Zuravleff next visiting writer

Mary Kay Zuravleff visits Butler University as part of the Vivian Delbrook Visiting Writer's series.Butler’s next visiting writer is author Mary Kay Zuravleff. She’ll be giving a reading Wednesday, October 23 at 7:30 PM in the Eidson-Duckwall recital hall. Zuravleff has taught at Johns Hopkins, George Mason, and American University, and serves on the PEN/Faulkner Foundation board. She has been nominated for an Orange Prize, received the American Academy’s Rosenthal Award, and won the James Jones First Novel Award for The Frequency of Souls.

Yeah, that’s all impressive, but I’m really here to tell you about how awesome Zuravleff’s new novel Man Alive! is. Ready for it? It’s a novel about a struggling family. Are you sold?
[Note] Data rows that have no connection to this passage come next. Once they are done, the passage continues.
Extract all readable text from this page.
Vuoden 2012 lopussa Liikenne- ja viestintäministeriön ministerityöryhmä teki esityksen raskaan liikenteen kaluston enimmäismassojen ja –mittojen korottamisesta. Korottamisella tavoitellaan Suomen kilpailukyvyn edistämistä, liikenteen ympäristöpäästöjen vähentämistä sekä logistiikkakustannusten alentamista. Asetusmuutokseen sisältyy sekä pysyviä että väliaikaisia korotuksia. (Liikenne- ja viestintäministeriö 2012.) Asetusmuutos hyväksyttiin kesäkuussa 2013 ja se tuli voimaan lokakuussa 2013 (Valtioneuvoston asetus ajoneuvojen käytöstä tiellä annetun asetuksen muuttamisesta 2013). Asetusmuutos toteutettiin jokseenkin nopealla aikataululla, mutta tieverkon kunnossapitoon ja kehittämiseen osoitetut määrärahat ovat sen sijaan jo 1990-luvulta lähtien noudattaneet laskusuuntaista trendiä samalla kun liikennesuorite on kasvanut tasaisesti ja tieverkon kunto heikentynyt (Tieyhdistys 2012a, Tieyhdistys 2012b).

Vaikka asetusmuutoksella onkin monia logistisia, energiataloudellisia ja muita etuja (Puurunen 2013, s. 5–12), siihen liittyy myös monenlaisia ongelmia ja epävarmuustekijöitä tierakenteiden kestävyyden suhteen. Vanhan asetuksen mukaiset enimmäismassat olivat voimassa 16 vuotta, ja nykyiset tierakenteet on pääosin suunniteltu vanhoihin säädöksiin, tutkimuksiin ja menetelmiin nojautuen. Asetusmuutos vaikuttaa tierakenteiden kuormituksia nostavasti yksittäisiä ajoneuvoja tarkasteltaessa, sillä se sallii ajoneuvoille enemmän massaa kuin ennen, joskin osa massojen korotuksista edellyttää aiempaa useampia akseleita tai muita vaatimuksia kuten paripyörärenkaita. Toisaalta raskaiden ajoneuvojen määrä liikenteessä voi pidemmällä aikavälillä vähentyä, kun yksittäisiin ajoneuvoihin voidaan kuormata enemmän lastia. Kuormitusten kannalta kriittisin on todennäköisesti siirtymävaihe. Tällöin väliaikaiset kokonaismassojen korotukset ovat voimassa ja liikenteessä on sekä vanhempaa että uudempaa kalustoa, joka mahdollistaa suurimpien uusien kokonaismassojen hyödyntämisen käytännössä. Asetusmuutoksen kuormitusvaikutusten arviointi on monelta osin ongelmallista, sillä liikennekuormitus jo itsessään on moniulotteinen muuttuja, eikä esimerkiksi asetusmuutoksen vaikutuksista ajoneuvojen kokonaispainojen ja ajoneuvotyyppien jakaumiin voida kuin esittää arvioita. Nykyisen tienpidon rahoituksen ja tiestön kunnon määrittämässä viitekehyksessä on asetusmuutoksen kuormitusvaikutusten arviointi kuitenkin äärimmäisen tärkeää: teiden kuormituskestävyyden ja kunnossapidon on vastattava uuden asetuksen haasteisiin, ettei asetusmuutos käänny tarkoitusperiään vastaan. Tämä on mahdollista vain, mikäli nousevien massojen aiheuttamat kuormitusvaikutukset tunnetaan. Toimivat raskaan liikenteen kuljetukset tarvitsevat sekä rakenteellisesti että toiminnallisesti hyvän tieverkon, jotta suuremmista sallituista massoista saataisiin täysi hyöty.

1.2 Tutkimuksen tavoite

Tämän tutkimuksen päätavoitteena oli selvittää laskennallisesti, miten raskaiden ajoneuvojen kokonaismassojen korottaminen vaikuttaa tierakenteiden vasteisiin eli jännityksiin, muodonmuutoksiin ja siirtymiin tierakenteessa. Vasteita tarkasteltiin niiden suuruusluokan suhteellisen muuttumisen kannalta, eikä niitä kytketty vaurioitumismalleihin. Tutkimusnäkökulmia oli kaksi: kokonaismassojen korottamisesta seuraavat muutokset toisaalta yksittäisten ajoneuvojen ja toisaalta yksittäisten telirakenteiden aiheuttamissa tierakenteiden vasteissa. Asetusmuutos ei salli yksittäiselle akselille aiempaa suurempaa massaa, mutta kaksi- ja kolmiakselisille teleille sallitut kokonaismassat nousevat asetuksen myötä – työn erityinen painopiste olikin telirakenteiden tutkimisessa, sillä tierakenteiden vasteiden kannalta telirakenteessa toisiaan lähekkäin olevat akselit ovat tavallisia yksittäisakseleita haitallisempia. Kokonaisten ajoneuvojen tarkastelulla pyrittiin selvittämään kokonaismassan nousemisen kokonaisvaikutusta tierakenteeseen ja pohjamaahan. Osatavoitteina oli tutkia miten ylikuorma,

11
Of course you aren’t! But why is the family struggling? Because the head of their family, pediatric psychiatrist Dr. Owen Lerner, is struck by lightning while feeding a quarter into a parking meter, and during his out-of-body, near-death-experience, just before he is resuscitated, Owen gets a whiff of something most heavenly: “It is bliss, pure bliss, and though he’s aware that he isn’t breathing, he has the scent of barbecue in his nostrils–hickory-smoked, well-marbled meat with bourbon-and-mango-spiked sauce caramelized by intense heat.” When he is shuffled back into this mortal coil, all he wants to do is barbeque. Forget his patients, forget his family. Smoke, sugar, meat.

The book cover for Zuravleff's Man Alive!
I don’t think there is a more fitting cover for the novel than this.

Not like you expected otherwise, but Zuravleff has a definite way with words. Her prose is vividly detailed–word scrimshaw, but never feels burdened by its own careful crafting. Have some more prose, this paragraph coming directly after the fateful lightning strike:

Water magnifies, lubricates, cleanses, and conducts, all of which is the case here. Water flows, and Owen rides the torrent everywhere at once, having been granted infinite perspective: he is looking down at his body, which isn’t actually in water but is writhing on the sidewalk, his shirt ripped open and his white underbelly jiggling away; then he is eye to eye with his remaining quarters, which are suspended midair in the unlikely shape of a bell curve until one is picked off by a pair of sunglasses flying or flung through space; then he is somehow staring at his wife’s new tooth, her square jaw unhinged to reveal her crown. Next, he is looking to the horizon, across the parking lot, over the boardwalk to the beach, all the way to the surf, which has picked up height and mass since they broke camp an hour ago, lugging their umbrella and beach chairs as well as all the sodden, gritty towels back to the house, where he took his last outdoor shower of the season; then he is staring straight up into the sky from somewhere up in the sky, shimmering with the crackling clouds and bright static that have knocked him off his feet.

The event promises to be shocking, but is free of charge. So conduct yourself over to Eidson-Duckwall, 7:30 PM on Wednesday – perhaps bring someone with whom you share a spark – and hang out with Zuravleff for a couple hours. Lightning pun.